Actually, I believe you've got that backwards. Many things the WSGI
embedding proposal can do, yours can't do *at all*, no matter how much
programming you do. vars'n'strings isn't a substitute for WSGI, but it's
easy to piggyback other payloads *out* of WSGI using file_wrapper-like APIs
or dual-use objects with "__call__" methods.
> Maybe not possible, because templates often need to get to raw (not
> plugin or WSGI wrapped) version of subtemplates (using communication APIs
> that are not standard and are not part of any of these specs).
For one thing, you can use extension APIs, like wsgi.file_wrapper. For
another, note that requiring a compiled template to be a WSGI app doesn't
require a calling or extending template to restrict itself to interacting
via WSGI. If you have some kind of "find_template" extension API that's
called, the template is free to sniff the returned resource for something
"better" than WSGI for its purposes, like a Cheetah base template or a
peak.web IDOMlet, or a PSO tag, or any of a dozen other specialized
templating technologies. They just have to *also* be WSGI apps if there's
any chance they might be used to respond to a page request.
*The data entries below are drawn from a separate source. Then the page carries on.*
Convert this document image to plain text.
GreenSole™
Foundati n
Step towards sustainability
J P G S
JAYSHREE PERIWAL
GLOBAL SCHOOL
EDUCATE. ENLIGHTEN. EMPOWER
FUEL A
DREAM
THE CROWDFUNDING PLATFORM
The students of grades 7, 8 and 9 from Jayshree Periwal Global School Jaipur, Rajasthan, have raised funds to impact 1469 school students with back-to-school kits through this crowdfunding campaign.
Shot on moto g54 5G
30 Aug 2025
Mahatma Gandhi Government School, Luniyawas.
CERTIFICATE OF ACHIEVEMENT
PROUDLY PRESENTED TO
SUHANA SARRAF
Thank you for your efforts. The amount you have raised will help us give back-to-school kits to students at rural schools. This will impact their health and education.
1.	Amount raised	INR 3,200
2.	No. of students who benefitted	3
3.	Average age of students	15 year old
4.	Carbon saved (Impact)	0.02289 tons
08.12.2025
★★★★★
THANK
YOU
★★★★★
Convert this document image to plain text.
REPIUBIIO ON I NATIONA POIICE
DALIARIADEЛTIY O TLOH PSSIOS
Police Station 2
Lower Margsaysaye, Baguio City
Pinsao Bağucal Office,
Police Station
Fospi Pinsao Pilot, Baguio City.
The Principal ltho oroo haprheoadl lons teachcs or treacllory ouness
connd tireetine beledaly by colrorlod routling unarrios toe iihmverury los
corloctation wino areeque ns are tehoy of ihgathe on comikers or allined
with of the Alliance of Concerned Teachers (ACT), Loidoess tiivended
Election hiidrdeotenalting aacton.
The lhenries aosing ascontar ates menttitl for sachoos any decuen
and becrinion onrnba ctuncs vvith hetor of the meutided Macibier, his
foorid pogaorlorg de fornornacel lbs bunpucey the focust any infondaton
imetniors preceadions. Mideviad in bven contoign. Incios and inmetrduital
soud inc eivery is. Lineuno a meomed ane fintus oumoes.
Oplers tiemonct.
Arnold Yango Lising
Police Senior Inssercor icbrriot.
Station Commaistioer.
(Example: peak.web IDOMlets have separate methods to behave as a WSGI-like
response handler and as a fragment generator for insertion into another
DOMlet's page, which also allows them to be smart about including
surrounding content; thus they can dynamically "inherit" (to use the common
slang for applying a layout) depending on whether they are being used as a
fragment or a full page, and optionally applying content negotiation as
well. This is another example of a kind of feature where the
vars'n'strings proposal seems to fall short of enabling.)
>For instance, there's no way for a Cheetah template to extend a WSGI
>application. It can extend other Cheetah templates, and even other Python
>classes, but not a WSGI app.
Provide extension APIs to allow finding other templates. Putting them in
this context also helps make it clear that such APIs aren't -- and *can't*
be -- universal, because the templates themselves aren't
heterogeneous. You can't give a Cheetah template a Kid subtemplate.
I'd prefer to take up template finding in the context of a resource
deployment proposal, where I think we can get a lot more leverage. But if
it enables needed use cases today, I could get behind providing a simple --
and *optional* -- template finding API as part of the WSGI
template/resource proposal, especially if discussing it helps lay the
groundwork for the resource deployment proposal.
>It's up to you to handle that in your application. So you might pass in
>the WSGI environment as some variable, or the specific header, or you
>might select a template based on that header.
You're presuming a controller-based architecture here, not an
object-publishing one or a PHP/ASP style "active pages" one. That's
ignoring what, maybe half the web frameworks?